Like Lemieux, the Penguins are seeing their legend grow. They won both their Stanley Cups after having struggled in the regular season, thereby earning a reputation for being a team that could throttle up at will. This season they've kept the hammer down. "We're in high gear," says forward Rick Tocchet, an important pickup late last season who has become a leader in the dressing room. "We're ready for the playoffs.

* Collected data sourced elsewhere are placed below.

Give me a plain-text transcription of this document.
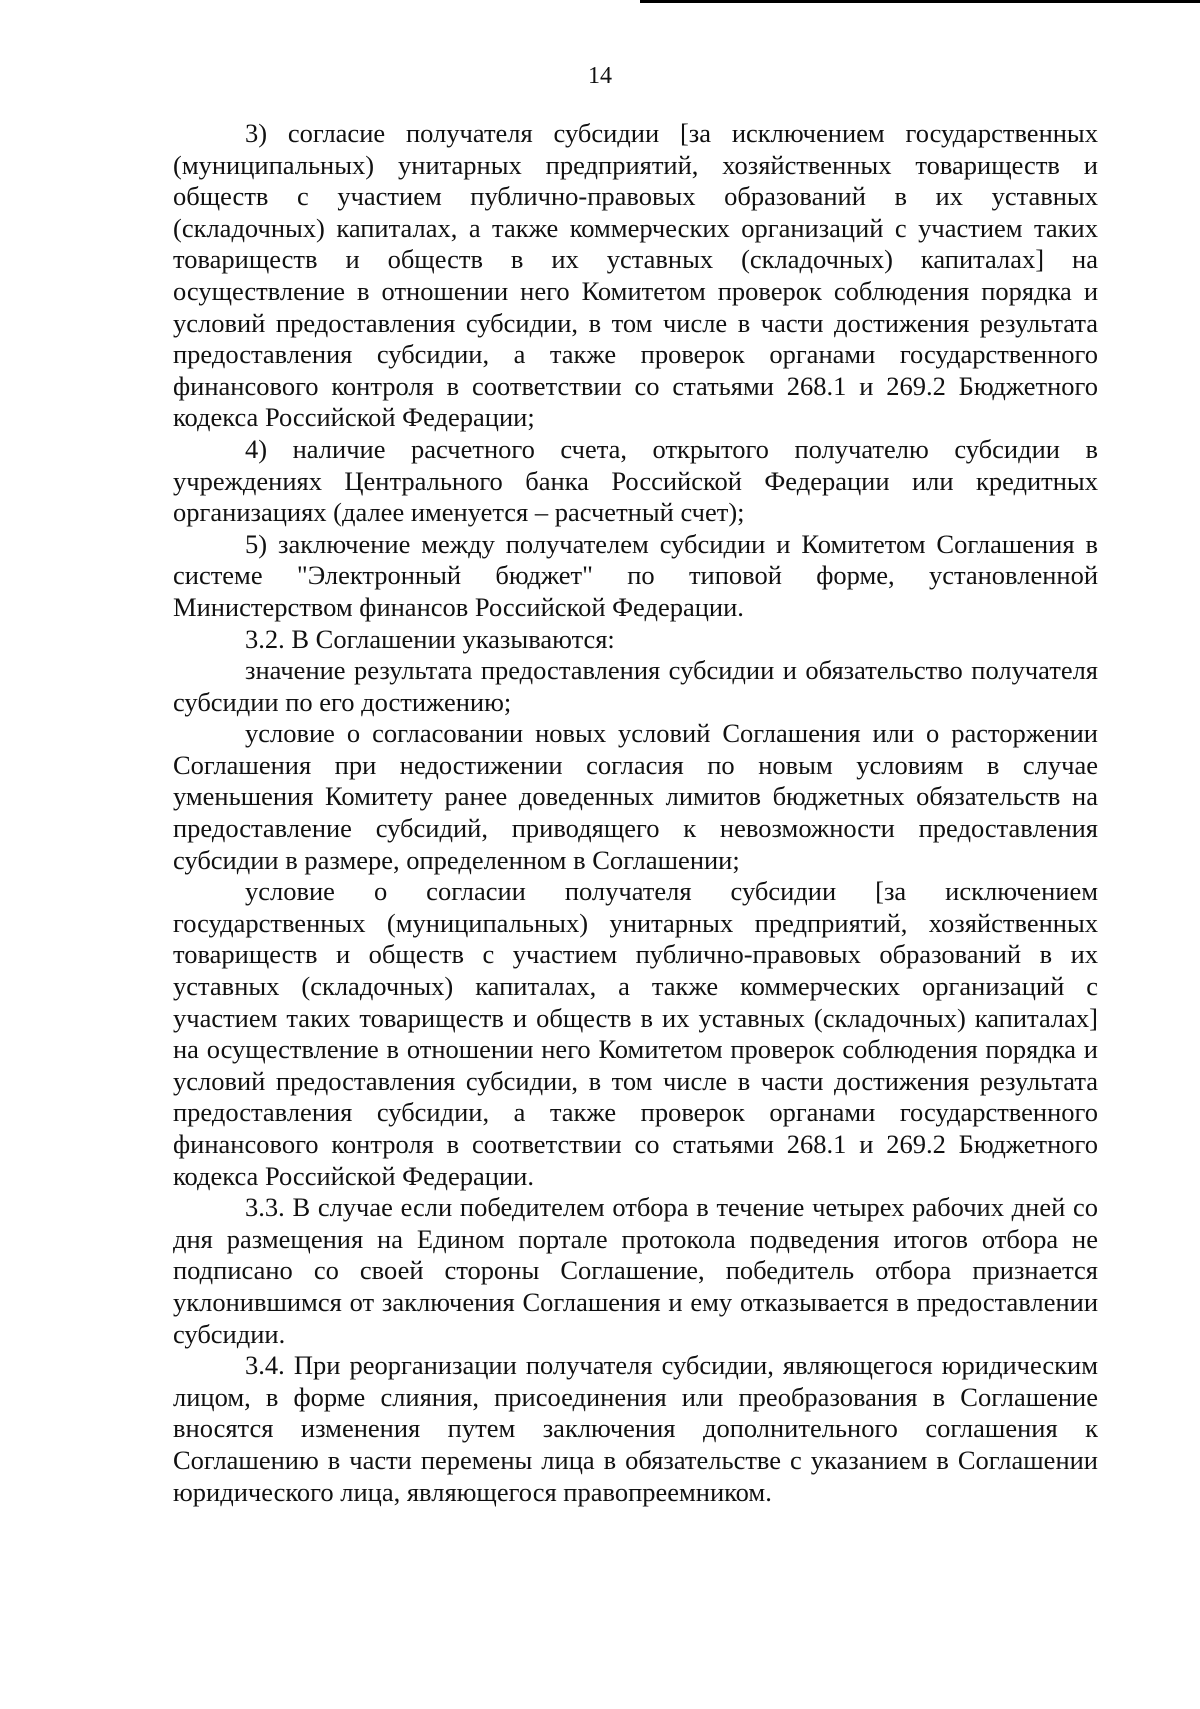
14

3) согласие получателя субсидии [за исключением государственных (муниципальных) унитарных предприятий, хозяйственных товариществ и обществ с участием публично-правовых образований в их уставных (складочных) капиталах, а также коммерческих организаций с участием таких товариществ и обществ в их уставных (складочных) капиталах] на осуществление в отношении него Комитетом проверок соблюдения порядка и условий предоставления субсидии, в том числе в части достижения результата предоставления субсидии, а также проверок органами государственного финансового контроля в соответствии со статьями 268.1 и 269.2 Бюджетного кодекса Российской Федерации;

4) наличие расчетного счета, открытого получателю субсидии в учреждениях Центрального банка Российской Федерации или кредитных организациях (далее именуется – расчетный счет);

5) заключение между получателем субсидии и Комитетом Соглашения в системе "Электронный бюджет" по типовой форме, установленной Министерством финансов Российской Федерации.

3.2. В Соглашении указываются:

значение результата предоставления субсидии и обязательство получателя субсидии по его достижению;

условие о согласовании новых условий Соглашения или о расторжении Соглашения при недостижении согласия по новым условиям в случае уменьшения Комитету ранее доведенных лимитов бюджетных обязательств на предоставление субсидий, приводящего к невозможности предоставления субсидии в размере, определенном в Соглашении;

условие о согласии получателя субсидии [за исключением государственных (муниципальных) унитарных предприятий, хозяйственных товариществ и обществ с участием публично-правовых образований в их уставных (складочных) капиталах, а также коммерческих организаций с участием таких товариществ и обществ в их уставных (складочных) капиталах] на осуществление в отношении него Комитетом проверок соблюдения порядка и условий предоставления субсидии, в том числе в части достижения результата предоставления субсидии, а также проверок органами государственного финансового контроля в соответствии со статьями 268.1 и 269.2 Бюджетного кодекса Российской Федерации.

3.3. В случае если победителем отбора в течение четырех рабочих дней со дня размещения на Едином портале протокола подведения итогов отбора не подписано со своей стороны Соглашение, победитель отбора признается уклонившимся от заключения Соглашения и ему отказывается в предоставлении субсидии.

3.4. При реорганизации получателя субсидии, являющегося юридическим лицом, в форме слияния, присоединения или преобразования в Соглашение вносятся изменения путем заключения дополнительного соглашения к Соглашению в части перемены лица в обязательстве с указанием в Соглашении юридического лица, являющегося правопреемником.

And we know that anything less than the Stanley Cup is going to be a failure."
The talkative Tocchet is momentarily struck dumb when he's asked if the Penguins, who ended last year's playoffs with a record-tying 11 consecutive postseason victories, are peaking too soon. "Who's peaking?" he says after a long pause. "If you think this team is peaking, you're wrong."

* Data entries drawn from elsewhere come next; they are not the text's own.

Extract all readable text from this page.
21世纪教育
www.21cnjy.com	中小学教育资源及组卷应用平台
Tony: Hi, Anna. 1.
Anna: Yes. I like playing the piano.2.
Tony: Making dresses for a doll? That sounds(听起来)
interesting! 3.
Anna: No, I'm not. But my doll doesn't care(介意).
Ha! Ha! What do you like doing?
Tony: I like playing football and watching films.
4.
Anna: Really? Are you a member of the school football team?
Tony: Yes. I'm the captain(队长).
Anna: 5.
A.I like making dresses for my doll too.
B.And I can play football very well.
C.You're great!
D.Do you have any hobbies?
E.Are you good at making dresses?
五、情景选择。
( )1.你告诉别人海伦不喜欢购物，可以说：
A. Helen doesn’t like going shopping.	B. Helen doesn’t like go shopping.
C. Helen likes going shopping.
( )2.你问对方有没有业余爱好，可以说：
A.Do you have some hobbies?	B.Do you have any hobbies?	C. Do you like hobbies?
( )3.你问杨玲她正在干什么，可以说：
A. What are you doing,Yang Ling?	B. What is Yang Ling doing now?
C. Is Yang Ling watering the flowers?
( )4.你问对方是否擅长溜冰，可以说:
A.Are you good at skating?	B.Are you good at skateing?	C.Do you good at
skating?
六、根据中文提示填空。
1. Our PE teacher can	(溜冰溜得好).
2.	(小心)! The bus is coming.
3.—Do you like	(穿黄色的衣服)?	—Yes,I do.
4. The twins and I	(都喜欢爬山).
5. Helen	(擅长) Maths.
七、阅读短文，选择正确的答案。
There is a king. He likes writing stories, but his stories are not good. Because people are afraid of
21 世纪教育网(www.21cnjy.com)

By the middle of June there will be blood on the ice and beer in the Cup. The Penguins can already smell both. Says defenseman Peter Taglianetti, who was reacquired from the expansion Tampa Bay Lightning last month, "We're out to prove that this is the best team the league has seen in a long, long time."
Lemieux says that he's still drained and sore from the radiation therapy, but the only outward sign of his mortality is a half-moon-shaped bald patch on the back of his head. And you only notice that when he takes off his helmet. In full gear he's Super Mario, number 66, the greatest show on earth.